Yao Mengsha, Allayioti Maria, Saldich Emily, Wong Georgia, Wang Chunming, Luczak Susan E, Rosen I G
Department of Mathematics Temple University Philadelphia PA 19122, USA.
Department of Mathematics University of Southern California Los Angeles CA 90089-2532, USA.
Appl Math Mod Chall. 2024 Mar;2(1):38-69. doi: 10.3934/ammc.2024003.
The utility of newly developed wearable biosensors for passively, non-invasively, and continuously measuring transdermal alcohol levels in the body in real time has been limited by the fact that raw transdermal alcohol data does not consistently correlate (quantitatively or temporally) with interpretable metrics of breath and blood across individuals, devices, and the environment.
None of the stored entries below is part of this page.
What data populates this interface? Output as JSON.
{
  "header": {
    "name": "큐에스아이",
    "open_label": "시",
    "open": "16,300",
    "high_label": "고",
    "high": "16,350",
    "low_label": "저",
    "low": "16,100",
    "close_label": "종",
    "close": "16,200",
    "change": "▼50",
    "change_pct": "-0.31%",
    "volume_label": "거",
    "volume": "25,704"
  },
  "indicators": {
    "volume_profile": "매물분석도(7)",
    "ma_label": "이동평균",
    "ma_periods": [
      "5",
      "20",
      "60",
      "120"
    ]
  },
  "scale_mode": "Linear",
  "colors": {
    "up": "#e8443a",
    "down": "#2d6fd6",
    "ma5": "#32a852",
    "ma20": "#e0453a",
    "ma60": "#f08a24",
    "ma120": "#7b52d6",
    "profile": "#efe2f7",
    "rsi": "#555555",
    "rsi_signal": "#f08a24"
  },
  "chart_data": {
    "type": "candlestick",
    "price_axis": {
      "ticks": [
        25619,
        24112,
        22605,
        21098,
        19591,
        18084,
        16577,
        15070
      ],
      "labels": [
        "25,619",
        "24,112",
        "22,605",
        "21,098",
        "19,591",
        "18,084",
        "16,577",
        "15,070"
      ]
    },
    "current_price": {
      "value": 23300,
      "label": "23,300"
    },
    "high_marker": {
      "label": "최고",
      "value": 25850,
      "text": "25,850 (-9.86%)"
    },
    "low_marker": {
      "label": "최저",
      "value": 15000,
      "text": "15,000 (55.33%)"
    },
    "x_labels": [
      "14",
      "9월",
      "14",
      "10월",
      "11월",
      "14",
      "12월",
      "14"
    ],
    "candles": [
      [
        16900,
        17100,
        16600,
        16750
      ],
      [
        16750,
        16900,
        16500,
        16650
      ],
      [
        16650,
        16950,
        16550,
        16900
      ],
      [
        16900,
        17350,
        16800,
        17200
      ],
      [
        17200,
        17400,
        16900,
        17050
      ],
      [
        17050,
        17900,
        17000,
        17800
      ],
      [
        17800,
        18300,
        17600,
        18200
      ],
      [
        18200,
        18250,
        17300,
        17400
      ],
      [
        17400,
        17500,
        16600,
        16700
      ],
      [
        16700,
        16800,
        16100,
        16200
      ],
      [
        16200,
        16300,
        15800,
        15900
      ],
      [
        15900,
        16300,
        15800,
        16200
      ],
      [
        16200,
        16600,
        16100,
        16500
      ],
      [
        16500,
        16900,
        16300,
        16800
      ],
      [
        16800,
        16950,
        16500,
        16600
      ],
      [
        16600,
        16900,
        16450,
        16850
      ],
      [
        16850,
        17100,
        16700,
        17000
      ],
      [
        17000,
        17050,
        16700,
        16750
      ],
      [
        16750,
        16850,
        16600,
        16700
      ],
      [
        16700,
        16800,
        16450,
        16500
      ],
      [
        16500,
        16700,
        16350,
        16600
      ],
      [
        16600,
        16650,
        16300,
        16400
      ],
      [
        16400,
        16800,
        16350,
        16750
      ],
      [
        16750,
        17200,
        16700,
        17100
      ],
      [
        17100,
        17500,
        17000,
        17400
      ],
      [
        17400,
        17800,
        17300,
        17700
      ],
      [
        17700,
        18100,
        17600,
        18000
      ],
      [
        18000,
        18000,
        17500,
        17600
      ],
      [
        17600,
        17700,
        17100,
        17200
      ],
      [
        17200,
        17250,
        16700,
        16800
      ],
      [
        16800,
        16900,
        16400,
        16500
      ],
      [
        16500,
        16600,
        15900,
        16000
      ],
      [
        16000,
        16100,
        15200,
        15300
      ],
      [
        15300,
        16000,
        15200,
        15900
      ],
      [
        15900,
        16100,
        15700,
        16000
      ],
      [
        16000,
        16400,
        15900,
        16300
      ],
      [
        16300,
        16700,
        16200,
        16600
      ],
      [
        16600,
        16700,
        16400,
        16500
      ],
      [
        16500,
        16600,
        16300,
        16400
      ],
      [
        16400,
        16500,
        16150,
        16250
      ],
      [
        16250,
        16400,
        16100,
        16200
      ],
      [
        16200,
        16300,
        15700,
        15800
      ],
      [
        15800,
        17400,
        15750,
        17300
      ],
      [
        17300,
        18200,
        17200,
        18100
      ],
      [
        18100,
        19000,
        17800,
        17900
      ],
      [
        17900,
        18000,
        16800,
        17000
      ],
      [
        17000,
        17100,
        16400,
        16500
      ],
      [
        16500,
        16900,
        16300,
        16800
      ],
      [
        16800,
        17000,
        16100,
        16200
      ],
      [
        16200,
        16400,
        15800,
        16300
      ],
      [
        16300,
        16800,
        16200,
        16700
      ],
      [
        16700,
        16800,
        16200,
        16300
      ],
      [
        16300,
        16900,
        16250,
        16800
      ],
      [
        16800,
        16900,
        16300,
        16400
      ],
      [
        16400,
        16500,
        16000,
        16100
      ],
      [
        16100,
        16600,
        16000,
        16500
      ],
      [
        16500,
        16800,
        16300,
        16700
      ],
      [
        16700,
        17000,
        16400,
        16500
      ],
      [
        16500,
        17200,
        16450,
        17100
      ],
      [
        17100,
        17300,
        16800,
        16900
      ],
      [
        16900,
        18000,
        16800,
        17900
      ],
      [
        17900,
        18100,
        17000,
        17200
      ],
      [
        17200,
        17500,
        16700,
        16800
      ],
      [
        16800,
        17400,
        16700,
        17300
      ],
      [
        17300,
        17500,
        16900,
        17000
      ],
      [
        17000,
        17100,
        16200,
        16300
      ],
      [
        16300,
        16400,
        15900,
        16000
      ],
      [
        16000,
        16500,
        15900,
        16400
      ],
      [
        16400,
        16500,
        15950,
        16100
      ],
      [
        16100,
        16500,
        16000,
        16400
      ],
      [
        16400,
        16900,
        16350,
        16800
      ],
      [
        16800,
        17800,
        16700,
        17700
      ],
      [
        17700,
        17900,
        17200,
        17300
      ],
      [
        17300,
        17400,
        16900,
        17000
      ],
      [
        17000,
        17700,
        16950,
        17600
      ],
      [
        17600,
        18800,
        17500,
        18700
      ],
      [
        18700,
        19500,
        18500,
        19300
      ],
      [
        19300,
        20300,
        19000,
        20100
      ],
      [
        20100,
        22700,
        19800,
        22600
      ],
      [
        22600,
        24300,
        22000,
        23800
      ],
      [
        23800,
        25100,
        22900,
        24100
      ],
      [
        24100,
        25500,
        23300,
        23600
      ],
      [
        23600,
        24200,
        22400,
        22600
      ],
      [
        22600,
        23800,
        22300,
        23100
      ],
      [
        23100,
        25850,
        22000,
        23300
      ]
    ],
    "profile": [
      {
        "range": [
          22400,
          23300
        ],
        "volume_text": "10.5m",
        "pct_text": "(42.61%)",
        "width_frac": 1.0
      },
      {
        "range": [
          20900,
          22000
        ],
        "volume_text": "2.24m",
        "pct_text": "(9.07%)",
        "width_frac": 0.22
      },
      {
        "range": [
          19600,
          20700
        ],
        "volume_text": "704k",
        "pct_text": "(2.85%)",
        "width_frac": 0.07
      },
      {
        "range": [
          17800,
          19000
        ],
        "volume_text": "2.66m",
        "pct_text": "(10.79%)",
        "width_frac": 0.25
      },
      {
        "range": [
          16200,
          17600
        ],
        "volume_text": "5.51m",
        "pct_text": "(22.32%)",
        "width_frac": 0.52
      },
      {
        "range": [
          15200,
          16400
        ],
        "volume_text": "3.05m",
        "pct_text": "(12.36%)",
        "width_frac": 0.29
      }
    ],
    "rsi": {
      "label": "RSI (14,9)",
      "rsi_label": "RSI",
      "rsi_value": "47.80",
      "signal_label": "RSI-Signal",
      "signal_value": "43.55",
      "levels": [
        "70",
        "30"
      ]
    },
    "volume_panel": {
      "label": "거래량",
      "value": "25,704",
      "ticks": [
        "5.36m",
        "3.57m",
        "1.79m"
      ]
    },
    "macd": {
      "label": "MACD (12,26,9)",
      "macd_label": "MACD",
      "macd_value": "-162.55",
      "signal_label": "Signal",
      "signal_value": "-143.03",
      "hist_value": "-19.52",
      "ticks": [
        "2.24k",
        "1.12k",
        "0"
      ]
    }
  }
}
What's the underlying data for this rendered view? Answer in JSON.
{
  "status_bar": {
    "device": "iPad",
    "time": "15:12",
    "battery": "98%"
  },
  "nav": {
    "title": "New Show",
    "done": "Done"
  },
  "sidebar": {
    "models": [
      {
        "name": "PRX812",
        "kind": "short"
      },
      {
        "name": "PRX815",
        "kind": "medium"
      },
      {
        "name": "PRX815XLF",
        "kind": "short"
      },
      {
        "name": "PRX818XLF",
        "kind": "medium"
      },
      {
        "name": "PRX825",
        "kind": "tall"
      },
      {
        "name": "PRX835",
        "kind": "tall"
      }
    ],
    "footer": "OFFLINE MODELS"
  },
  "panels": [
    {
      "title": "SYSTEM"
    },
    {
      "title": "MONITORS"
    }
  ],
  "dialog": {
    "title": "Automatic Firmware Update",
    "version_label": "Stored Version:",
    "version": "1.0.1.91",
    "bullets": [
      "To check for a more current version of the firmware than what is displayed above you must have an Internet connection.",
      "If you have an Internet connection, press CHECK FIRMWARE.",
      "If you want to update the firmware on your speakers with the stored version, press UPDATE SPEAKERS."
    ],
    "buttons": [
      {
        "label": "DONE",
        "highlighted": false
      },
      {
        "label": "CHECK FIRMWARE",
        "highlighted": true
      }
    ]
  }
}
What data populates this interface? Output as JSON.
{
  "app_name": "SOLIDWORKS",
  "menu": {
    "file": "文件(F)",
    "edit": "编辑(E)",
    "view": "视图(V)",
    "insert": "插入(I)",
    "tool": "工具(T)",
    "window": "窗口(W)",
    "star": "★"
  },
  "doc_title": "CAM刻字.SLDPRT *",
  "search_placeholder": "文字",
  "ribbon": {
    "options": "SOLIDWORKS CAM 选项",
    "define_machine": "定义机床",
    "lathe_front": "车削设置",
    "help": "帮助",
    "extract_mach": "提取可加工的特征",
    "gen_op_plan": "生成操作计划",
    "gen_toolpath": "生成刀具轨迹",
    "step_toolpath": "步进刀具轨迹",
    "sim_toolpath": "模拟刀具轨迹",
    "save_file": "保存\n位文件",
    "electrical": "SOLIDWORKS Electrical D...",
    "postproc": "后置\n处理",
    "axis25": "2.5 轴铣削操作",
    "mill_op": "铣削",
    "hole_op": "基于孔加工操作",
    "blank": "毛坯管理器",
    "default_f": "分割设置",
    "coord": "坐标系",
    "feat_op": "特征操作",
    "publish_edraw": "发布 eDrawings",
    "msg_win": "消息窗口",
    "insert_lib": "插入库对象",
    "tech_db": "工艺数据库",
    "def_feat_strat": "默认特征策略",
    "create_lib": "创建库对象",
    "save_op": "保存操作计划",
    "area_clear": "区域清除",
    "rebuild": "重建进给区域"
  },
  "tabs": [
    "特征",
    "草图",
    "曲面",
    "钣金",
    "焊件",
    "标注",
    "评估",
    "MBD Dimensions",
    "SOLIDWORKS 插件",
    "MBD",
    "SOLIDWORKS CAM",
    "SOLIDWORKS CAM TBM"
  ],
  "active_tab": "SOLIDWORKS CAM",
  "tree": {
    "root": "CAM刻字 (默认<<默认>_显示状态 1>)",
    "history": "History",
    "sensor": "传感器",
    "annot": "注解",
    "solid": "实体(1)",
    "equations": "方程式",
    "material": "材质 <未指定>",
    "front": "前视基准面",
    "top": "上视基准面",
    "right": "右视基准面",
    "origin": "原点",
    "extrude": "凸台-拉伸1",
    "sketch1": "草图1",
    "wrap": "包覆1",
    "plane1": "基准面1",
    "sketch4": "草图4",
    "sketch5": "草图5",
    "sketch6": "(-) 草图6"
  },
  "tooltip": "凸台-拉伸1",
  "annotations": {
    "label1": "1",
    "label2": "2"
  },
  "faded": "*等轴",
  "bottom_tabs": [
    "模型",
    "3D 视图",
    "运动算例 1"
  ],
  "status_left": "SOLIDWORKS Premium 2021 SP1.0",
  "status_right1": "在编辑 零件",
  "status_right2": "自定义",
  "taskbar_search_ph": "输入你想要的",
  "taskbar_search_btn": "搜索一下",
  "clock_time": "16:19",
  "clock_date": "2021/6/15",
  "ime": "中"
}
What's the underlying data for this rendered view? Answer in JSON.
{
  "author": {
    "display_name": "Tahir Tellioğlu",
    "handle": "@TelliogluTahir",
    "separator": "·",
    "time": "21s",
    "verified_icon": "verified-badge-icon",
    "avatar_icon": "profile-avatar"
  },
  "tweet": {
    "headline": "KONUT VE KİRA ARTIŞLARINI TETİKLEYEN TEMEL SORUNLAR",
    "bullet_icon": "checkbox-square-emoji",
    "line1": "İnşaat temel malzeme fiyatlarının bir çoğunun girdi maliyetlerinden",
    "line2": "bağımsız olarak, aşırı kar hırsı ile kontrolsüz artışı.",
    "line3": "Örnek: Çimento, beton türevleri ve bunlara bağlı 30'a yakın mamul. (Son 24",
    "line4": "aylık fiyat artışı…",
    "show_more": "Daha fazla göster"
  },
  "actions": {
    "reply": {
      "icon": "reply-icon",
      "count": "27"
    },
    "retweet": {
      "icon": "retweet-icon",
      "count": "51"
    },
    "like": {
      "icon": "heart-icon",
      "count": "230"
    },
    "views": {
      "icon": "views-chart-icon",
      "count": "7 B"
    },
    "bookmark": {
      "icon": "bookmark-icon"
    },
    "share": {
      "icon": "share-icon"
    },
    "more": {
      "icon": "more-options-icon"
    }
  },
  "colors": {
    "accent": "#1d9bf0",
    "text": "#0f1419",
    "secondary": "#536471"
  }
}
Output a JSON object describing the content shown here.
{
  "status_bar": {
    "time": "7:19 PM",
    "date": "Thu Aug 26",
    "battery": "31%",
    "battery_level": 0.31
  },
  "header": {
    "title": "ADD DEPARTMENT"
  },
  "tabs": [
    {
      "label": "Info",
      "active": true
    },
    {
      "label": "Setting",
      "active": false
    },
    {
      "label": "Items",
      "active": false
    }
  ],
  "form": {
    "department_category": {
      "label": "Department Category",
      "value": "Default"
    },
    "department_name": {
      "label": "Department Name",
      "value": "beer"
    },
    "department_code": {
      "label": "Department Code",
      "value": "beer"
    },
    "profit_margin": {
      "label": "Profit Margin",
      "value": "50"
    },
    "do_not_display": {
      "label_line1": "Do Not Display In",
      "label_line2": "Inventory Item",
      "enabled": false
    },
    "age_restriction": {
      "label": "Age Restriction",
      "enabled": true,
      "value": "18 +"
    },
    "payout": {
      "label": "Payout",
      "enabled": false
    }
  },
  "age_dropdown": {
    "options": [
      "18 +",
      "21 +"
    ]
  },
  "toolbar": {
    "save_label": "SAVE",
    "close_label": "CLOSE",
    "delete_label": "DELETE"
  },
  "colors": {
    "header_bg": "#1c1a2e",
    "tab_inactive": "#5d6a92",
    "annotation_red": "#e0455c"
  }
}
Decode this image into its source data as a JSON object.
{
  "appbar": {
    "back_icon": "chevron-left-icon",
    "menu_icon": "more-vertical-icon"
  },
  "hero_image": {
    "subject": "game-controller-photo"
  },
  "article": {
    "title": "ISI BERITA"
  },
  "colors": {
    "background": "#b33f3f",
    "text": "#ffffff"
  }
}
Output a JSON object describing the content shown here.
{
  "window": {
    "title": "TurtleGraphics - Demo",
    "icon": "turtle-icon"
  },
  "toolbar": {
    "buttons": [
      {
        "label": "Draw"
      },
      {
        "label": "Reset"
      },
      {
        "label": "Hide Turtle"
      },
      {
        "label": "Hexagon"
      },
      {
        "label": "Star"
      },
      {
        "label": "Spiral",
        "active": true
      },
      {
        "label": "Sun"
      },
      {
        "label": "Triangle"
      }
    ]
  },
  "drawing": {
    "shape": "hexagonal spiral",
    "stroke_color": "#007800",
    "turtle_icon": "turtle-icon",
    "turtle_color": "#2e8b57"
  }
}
A novel method using a population model in the form of a random abstract hybrid system of ordinary and partial differential equations and linear quadratic tracking control in Hilbert space is developed to estimate blood or breath alcohol concentration from the biosensor-produced transdermal alcohol level signal. Using human subject data in the form of 270 drinking episodes, the method is shown to produce estimates of blood or breath alcohol concentration that are highly correlated and thus good predictors of breath analyzer measurements. Moreover, although the method requires some advanced offline training on a laptop or on the cloud, it produces the estimated blood or breath alcohol concentration recursively online in real time and requires only computations that could be carried out on either the biosensor's built-in processor or on a portable mobile device such as a phone or tablet.
新开发的可穿戴生物传感器用于实时被动、非侵入性且连续地测量人体透皮酒精水平,其效用受到限制,原因在于原始透皮酒精数据在个体、设备和环境之间,与可解释的呼气和血液指标(在定量或时间方面)并非始终相关。本文开发了一种新方法,该方法采用以常微分方程和偏微分方程的随机抽象混合系统形式的总体模型以及希尔伯特空间中的线性二次跟踪控制,以从生物传感器产生的透皮酒精水平信号估计血液或呼气酒精浓度。利用270次饮酒事件形式的人体受试者数据,该方法显示出能够产生与呼气分析仪测量值高度相关的血液或呼气酒精浓度估计值,因此是呼气分析仪测量值的良好预测指标。此外,尽管该方法需要在笔记本电脑或云端进行一些高级离线训练,但它能实时递归地在线产生估计的血液或呼气酒精浓度,并且只需要在生物传感器的内置处理器或诸如手机或平板电脑等便携式移动设备上即可进行计算。